Así, se desencadenó una situación que terminó con lo inevitable dada la falta de medios. "Los médicos se sintieron muy vulnerables, se vieron expuestos a la violencia de la gente que quiere ser atendida en un lugar que estaba abierto, y por otra parte decidieron irse porque el margen de error en estos casos, siendo tan pocos, era muy grande. No se puede trabajar mal dado que es una responsabilidad médica atender bien a los pacientes", argumentó la doctora y detalló que "toda esta situación de vaciamiento llevó a que, en este momento, la guardia esté cerrada porque no hay recursos médicos para poder abrirla. No hay paro como se dijo, el hospital sigue teniendo sus servicios", aseguró Ciancaglini.

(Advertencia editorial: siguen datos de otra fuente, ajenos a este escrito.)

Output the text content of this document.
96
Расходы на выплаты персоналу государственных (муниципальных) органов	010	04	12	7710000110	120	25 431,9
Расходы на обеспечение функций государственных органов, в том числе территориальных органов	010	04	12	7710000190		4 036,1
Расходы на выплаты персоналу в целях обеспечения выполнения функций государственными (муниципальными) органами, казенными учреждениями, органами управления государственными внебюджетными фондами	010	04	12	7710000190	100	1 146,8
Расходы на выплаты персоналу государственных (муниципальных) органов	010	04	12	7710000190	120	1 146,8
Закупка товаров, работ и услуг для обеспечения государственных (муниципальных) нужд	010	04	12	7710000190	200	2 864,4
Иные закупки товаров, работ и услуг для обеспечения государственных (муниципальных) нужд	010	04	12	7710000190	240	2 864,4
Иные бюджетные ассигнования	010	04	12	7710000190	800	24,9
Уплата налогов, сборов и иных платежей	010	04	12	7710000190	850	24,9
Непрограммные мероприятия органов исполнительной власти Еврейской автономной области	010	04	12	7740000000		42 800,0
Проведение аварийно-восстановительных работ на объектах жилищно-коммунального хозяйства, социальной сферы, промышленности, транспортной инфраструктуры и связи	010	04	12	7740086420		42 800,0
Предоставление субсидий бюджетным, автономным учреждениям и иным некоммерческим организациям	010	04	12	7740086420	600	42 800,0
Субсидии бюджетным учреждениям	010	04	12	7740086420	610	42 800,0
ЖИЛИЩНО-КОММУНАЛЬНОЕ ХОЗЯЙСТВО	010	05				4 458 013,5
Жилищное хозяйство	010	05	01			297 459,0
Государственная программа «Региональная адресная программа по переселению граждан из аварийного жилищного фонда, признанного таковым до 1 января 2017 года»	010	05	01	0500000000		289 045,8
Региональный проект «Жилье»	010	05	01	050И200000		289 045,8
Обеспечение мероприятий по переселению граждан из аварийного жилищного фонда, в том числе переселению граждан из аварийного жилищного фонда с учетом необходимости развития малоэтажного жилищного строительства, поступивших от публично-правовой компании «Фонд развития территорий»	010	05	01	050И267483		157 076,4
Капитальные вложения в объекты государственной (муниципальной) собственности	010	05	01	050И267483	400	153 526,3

Otro grave problema que atraviesa el Hospital
Esta situación genera importantes niveles de incertidumbre entre los médicos que, por el momento, continúan con sus funciones en el establecimiento. "Me pregunto, si la gente se va yendo, en algún momento cuándo me quede sola, ¿mi servicio va a desaparecer?, hace años que venimos avisando y es la primera vez que la guardia está cerrada. Es alarmante", detalló.
Además, "otro fenómeno que está comprometido es la formación de los médicos: en el Hospital público es donde se forma la mayor parte de los profesionales que luego pueden atender donde lo deseen. Pero por todos estos problemas que generan un "efecto cascada" se redujo en gran medida la cantidad de aspirantes a pediatría o determinadas especialidades clínicas. Ellos saben que van a tener sueldos muy bajos, y en este círculo vicioso se genera el vaciamiento del Hospital"
"Hace ya 3 meses que estamos así, uno sale a los pasillos y no ve a nadie porque al no funcionar la guardia, la gente no se acerca. En este tiempo, nadie levantó un teléfono para tratar de solucionar la situación y nos preguntamos entonces, qué va a pasar y quién va a frenar esta decadencia. Es muy triste para todos los que trabajamos acá", cerró Carina Ciancaglini.